Ieri, a tuonare, è stata Confimprenditori, l’associazione delle piccole e medie imprese, delle partite Iva e degli autonomi. «L’Italia è sempre stata un Paese leale e responsabile nello scenario internazionale», ha sottolineato il presidente, Stefano Ruvolo, «ma altrettanto responsabile deve essere la gestione delle risorse dei contribuenti italiani. Ogni euro destinato a sostegni esteri deve necessariamente rispondere ai criteri di trasparenza, controllo e utilità per l’interesse nazionale». Non sembrano le parole di un putiniano, a meno che preoccuparsi di dove finiscono i nostri denari non sia un’operazione di guerra ibrida al servizio del Cremlino. «Condividiamo pienamente le parole del vicepresidente del Consiglio, Matteo Salvini», ha aggiunto Ruvolo, «quando afferma che dopo lo scandalo che ha coinvolto uomini vicini al presidente Volodymyr Zelensky è necessaria una profonda riflessione sull’eventuale invio di nuovi aiuti militari ed economici a Kiev. Proprio per questo», ha suggerito il numero uno di Confimprenditori, «chiediamo al ministro delle Infrastrutture e dei Trasporti e al ministro dell’Economia, Giancarlo Giorgetti, di valutare concretamente la possibilità di destinare alle imprese italiane e alle nostre Pmi tutti quei fondi che fino a ieri finivano nei palazzi, nelle ville e perfino nei gabinetti d’oro dell’élite ucraina». Se proprio abbiamo tali disponibilità di cassa - secondo le stime, non ufficiali, Roma ha erogato 3 miliardi-3 miliardi e mezzo tra sostegni finanziari diretti e forniture belliche - tanto vale dare una mano al nostro settore produttivo. Ovvero, quello che crea davvero Pil e al quale, ha lamentato Ruvolo, «la legge di Bilancio 2026, purtroppo, non ha dato risposte sufficienti né adeguate». Questa, allora, «è l’occasione per correggere la rotta. Se ci sono risorse che oggi non possono più essere inviate all’estero senza la certezza della loro destinazione, è doveroso che quelle stesse risorse vengano messe a disposizione delle aziende italiane che producono valore, lavoro e futuro».
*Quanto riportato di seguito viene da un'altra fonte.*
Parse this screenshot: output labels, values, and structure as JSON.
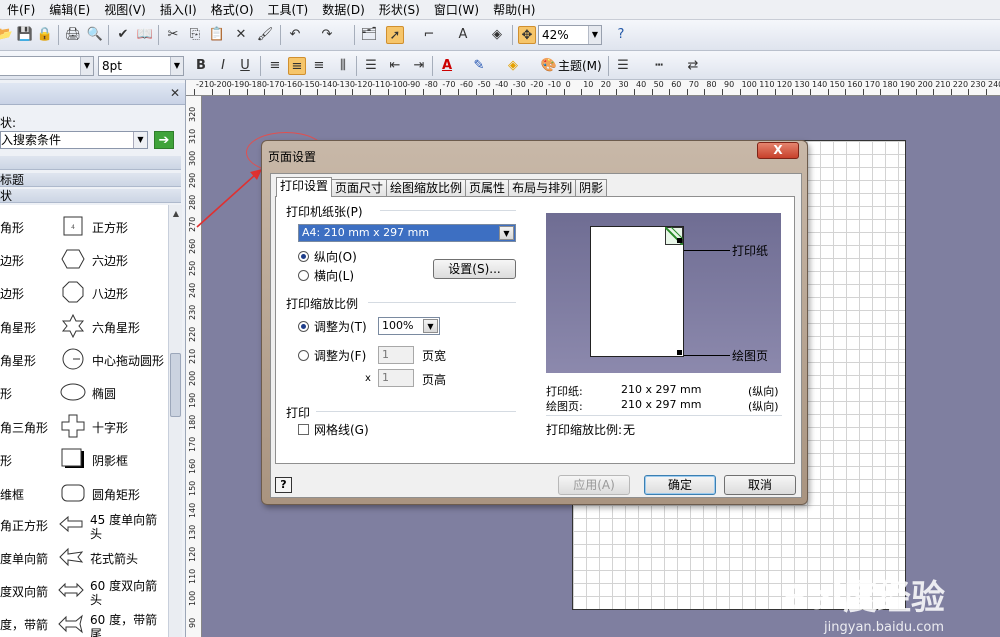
{
  "menu": {
    "items": [
      "件(F)",
      "编辑(E)",
      "视图(V)",
      "插入(I)",
      "格式(O)",
      "工具(T)",
      "数据(D)",
      "形状(S)",
      "窗口(W)",
      "帮助(H)"
    ]
  },
  "toolbar": {
    "zoom_value": "42%",
    "font_size_value": "8pt",
    "theme_label": "主题(M)"
  },
  "shapes_panel": {
    "shape_label": "状:",
    "search_placeholder": "入搜索条件",
    "go_symbol": "➔",
    "section_title": "标题",
    "section_shapes": "状",
    "items": [
      {
        "left": "角形",
        "right": "正方形"
      },
      {
        "left": "边形",
        "right": "六边形"
      },
      {
        "left": "边形",
        "right": "八边形"
      },
      {
        "left": "角星形",
        "right": "六角星形"
      },
      {
        "left": "角星形",
        "right": "中心拖动圆形"
      },
      {
        "left": "形",
        "right": "椭圆"
      },
      {
        "left": "角三角形",
        "right": "十字形"
      },
      {
        "left": "形",
        "right": "阴影框"
      },
      {
        "left": "维框",
        "right": "圆角矩形"
      },
      {
        "left": "角正方形",
        "right": "45 度单向箭头"
      },
      {
        "left": "度单向箭",
        "right": "花式箭头"
      },
      {
        "left": "度双向箭",
        "right": "60 度双向箭头"
      },
      {
        "left": "度，带箭",
        "right": "60 度，带箭尾"
      }
    ]
  },
  "ruler": {
    "top_labels": [
      "-210",
      "-200",
      "-190",
      "-180",
      "-170",
      "-160",
      "-150",
      "-140",
      "-130",
      "-120",
      "-110",
      "-100",
      "-90",
      "-80",
      "-70",
      "-60",
      "-50",
      "-40",
      "-30",
      "-20",
      "-10",
      "0",
      "10",
      "20",
      "30",
      "40",
      "50",
      "60",
      "70",
      "80",
      "90",
      "100",
      "110",
      "120",
      "130",
      "140",
      "150",
      "160",
      "170",
      "180",
      "190",
      "200",
      "210",
      "220",
      "230",
      "240"
    ],
    "left_labels": [
      "320",
      "310",
      "300",
      "290",
      "280",
      "270",
      "260",
      "250",
      "240",
      "230",
      "220",
      "210",
      "200",
      "190",
      "180",
      "170",
      "160",
      "150",
      "140",
      "130",
      "120",
      "110",
      "100",
      "90"
    ]
  },
  "dialog": {
    "title": "页面设置",
    "close_symbol": "X",
    "tabs": [
      "打印设置",
      "页面尺寸",
      "绘图缩放比例",
      "页属性",
      "布局与排列",
      "阴影"
    ],
    "paper_group_label": "打印机纸张(P)",
    "paper_value": "A4:  210 mm x 297 mm",
    "portrait_label": "纵向(O)",
    "landscape_label": "横向(L)",
    "setup_button": "设置(S)...",
    "zoom_group_label": "打印缩放比例",
    "adjust_to_label": "调整为(T)",
    "adjust_to_value": "100%",
    "fit_to_label": "调整为(F)",
    "fit_width_value": "1",
    "fit_height_value": "1",
    "x_label": "x",
    "pages_wide_label": "页宽",
    "pages_high_label": "页高",
    "print_group_label": "打印",
    "gridlines_label": "网格线(G)",
    "preview_printer_label": "打印纸",
    "preview_drawing_label": "绘图页",
    "info_printer_label": "打印纸:",
    "info_printer_size": "210 x 297 mm",
    "info_printer_orient": "(纵向)",
    "info_drawing_label": "绘图页:",
    "info_drawing_size": "210 x 297 mm",
    "info_drawing_orient": "(纵向)",
    "print_zoom_label": "打印缩放比例:",
    "print_zoom_value": "无",
    "help_symbol": "?",
    "apply_button": "应用(A)",
    "ok_button": "确定",
    "cancel_button": "取消"
  },
  "watermark": {
    "text": "Bai度经验",
    "sub": "jingyan.baidu.com"
  },
  "colors": {
    "canvas": "#7f7fa0",
    "annotation": "#e03030",
    "go_button": "#3fa33a"
  }
}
Nella maggioranza, intanto, restano frizioni sul dodicesimo pacchetto di forniture belliche, che il ministro della Difesa, Guido Crosetto, illustrerà al Copasir il 2 dicembre. Ieri, il senatore Claudio Borghi è stato perentorio: «Non ho intenzione di votare» un’altra autorizzazione all’invio di armi all’Ucraina. Il decreto che ne permette la consegna, infatti, scadrà a fine anno e a gennaio sarà necessario interpellare di nuovo il Parlamento.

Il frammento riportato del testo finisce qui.